Shadrak focused the goggles on the thief: threadbare cloak fluttering in the breeze, crimson rather than the black or brown you’d have expected from a guildsman. The sort of thing you’d expect to see on one of those egg-head sorcerers at the Academy. There was something about the awkward gait, the stooped shoulders… If he could only get a look at the face… But even without it, he was getting the feeling he knew this man from somewhere.
Before the name reached his brain, a bird swooped down from the barbican, straight at the shogger’s back. Big bird, too. A hawk, maybe.
The thief started to turn at the flutter of wings, but the bird was already on him. Only, it wasn’t a bird any longer. It was a woman in black leather, legs wrapped around his waist, one arm around his throat, the other applying pressure to the back of his head.

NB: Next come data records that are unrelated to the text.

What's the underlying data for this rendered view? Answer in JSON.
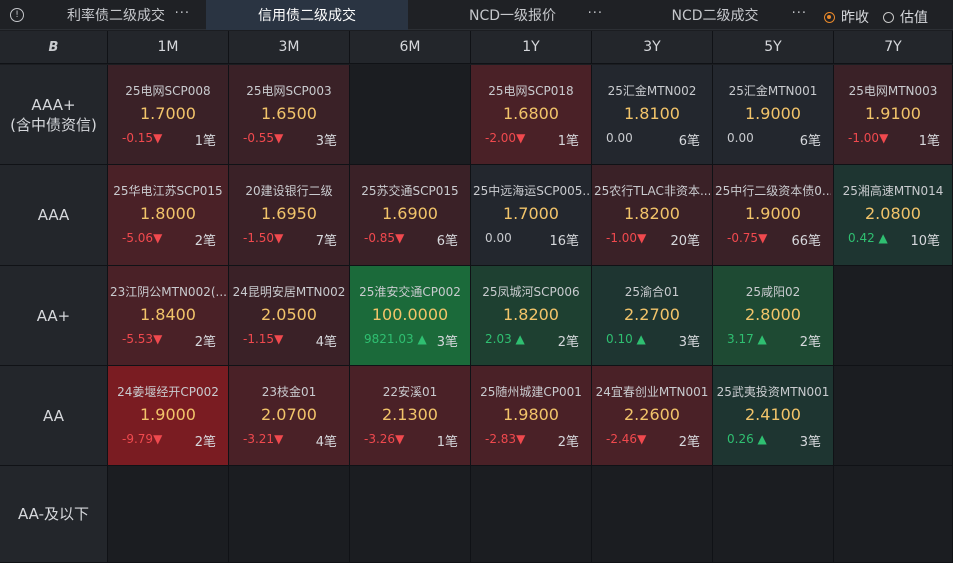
{
  "tabs": [
    {
      "label": "利率债二级成交",
      "active": false
    },
    {
      "label": "信用债二级成交",
      "active": true
    },
    {
      "label": "NCD一级报价",
      "active": false
    },
    {
      "label": "NCD二级成交",
      "active": false
    }
  ],
  "more_glyph": "···",
  "radio": [
    {
      "label": "昨收",
      "checked": true
    },
    {
      "label": "估值",
      "checked": false
    }
  ],
  "corner_label": "B",
  "columns": [
    "1M",
    "3M",
    "6M",
    "1Y",
    "3Y",
    "5Y",
    "7Y"
  ],
  "rows": [
    {
      "label": "AAA+",
      "sublabel": "(含中债资信)",
      "cells": [
        {
          "name": "25电网SCP008",
          "price": "1.7000",
          "change": "-0.15",
          "dir": "down",
          "count": "1笔",
          "bg": "#3a2127"
        },
        {
          "name": "25电网SCP003",
          "price": "1.6500",
          "change": "-0.55",
          "dir": "down",
          "count": "3笔",
          "bg": "#3a2127"
        },
        null,
        {
          "name": "25电网SCP018",
          "price": "1.6800",
          "change": "-2.00",
          "dir": "down",
          "count": "1笔",
          "bg": "#4a2127"
        },
        {
          "name": "25汇金MTN002",
          "price": "1.8100",
          "change": "0.00",
          "dir": "flat",
          "count": "6笔",
          "bg": "#23272e"
        },
        {
          "name": "25汇金MTN001",
          "price": "1.9000",
          "change": "0.00",
          "dir": "flat",
          "count": "6笔",
          "bg": "#23272e"
        },
        {
          "name": "25电网MTN003",
          "price": "1.9100",
          "change": "-1.00",
          "dir": "down",
          "count": "1笔",
          "bg": "#3a2127"
        }
      ]
    },
    {
      "label": "AAA",
      "sublabel": "",
      "cells": [
        {
          "name": "25华电江苏SCP015",
          "price": "1.8000",
          "change": "-5.06",
          "dir": "down",
          "count": "2笔",
          "bg": "#4a2127"
        },
        {
          "name": "20建设银行二级",
          "price": "1.6950",
          "change": "-1.50",
          "dir": "down",
          "count": "7笔",
          "bg": "#3a2127"
        },
        {
          "name": "25苏交通SCP015",
          "price": "1.6900",
          "change": "-0.85",
          "dir": "down",
          "count": "6笔",
          "bg": "#3a2127"
        },
        {
          "name": "25中远海运SCP005...",
          "price": "1.7000",
          "change": "0.00",
          "dir": "flat",
          "count": "16笔",
          "bg": "#23272e"
        },
        {
          "name": "25农行TLAC非资本...",
          "price": "1.8200",
          "change": "-1.00",
          "dir": "down",
          "count": "20笔",
          "bg": "#3a2127"
        },
        {
          "name": "25中行二级资本债0...",
          "price": "1.9000",
          "change": "-0.75",
          "dir": "down",
          "count": "66笔",
          "bg": "#3a2127"
        },
        {
          "name": "25湘高速MTN014",
          "price": "2.0800",
          "change": "0.42",
          "dir": "up",
          "count": "10笔",
          "bg": "#1e3531"
        }
      ]
    },
    {
      "label": "AA+",
      "sublabel": "",
      "cells": [
        {
          "name": "23江阴公MTN002(...",
          "price": "1.8400",
          "change": "-5.53",
          "dir": "down",
          "count": "2笔",
          "bg": "#4a2127"
        },
        {
          "name": "24昆明安居MTN002",
          "price": "2.0500",
          "change": "-1.15",
          "dir": "down",
          "count": "4笔",
          "bg": "#3a2127"
        },
        {
          "name": "25淮安交通CP002",
          "price": "100.0000",
          "change": "9821.03",
          "dir": "up",
          "count": "3笔",
          "bg": "#1b6a3a"
        },
        {
          "name": "25凤城河SCP006",
          "price": "1.8200",
          "change": "2.03",
          "dir": "up",
          "count": "2笔",
          "bg": "#1e4031"
        },
        {
          "name": "25渝合01",
          "price": "2.2700",
          "change": "0.10",
          "dir": "up",
          "count": "3笔",
          "bg": "#1e3531"
        },
        {
          "name": "25咸阳02",
          "price": "2.8000",
          "change": "3.17",
          "dir": "up",
          "count": "2笔",
          "bg": "#1e4a33"
        },
        null
      ]
    },
    {
      "label": "AA",
      "sublabel": "",
      "cells": [
        {
          "name": "24姜堰经开CP002",
          "price": "1.9000",
          "change": "-9.79",
          "dir": "down",
          "count": "2笔",
          "bg": "#7a1c22"
        },
        {
          "name": "23枝金01",
          "price": "2.0700",
          "change": "-3.21",
          "dir": "down",
          "count": "4笔",
          "bg": "#4a2127"
        },
        {
          "name": "22安溪01",
          "price": "2.1300",
          "change": "-3.26",
          "dir": "down",
          "count": "1笔",
          "bg": "#4a2127"
        },
        {
          "name": "25随州城建CP001",
          "price": "1.9800",
          "change": "-2.83",
          "dir": "down",
          "count": "2笔",
          "bg": "#4a2127"
        },
        {
          "name": "24宜春创业MTN001",
          "price": "2.2600",
          "change": "-2.46",
          "dir": "down",
          "count": "2笔",
          "bg": "#4a2127"
        },
        {
          "name": "25武夷投资MTN001",
          "price": "2.4100",
          "change": "0.26",
          "dir": "up",
          "count": "3笔",
          "bg": "#1e3531"
        },
        null
      ]
    },
    {
      "label": "AA-及以下",
      "sublabel": "",
      "cells": [
        null,
        null,
        null,
        null,
        null,
        null,
        null
      ]
    }
  ],
  "colors": {
    "up": "#2fbf71",
    "down": "#f0494e",
    "accent": "#e8882a",
    "empty_cell": "#1b1d21"
  }
}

The thief flailed weakly with both arms, stumbled in a tight circle, then toppled to the ground.
The woman rolled lithely aside, got down on one knee, and rifled through his pockets.
And Shadrak was running then. Running like the clappers toward the gate. No shapeshifting bitch was taking his ring, and especially not an ex-Dybbuk.
Because he knew her, even more certainly than he knew the man. He’d only seen her the once, as he gunned down her guild boss, Master Plaguewind. But once was enough with a memory like his.
He’d crossed barely half the distance between them, when Ilesa Fana glanced up at the eye in the sky she shouldn’t have been able to see. She nodded once, and then her black hair turned to feathers, along with the rest of her. A raven now, she soared into the air and disappeared over the top of the curtain wall.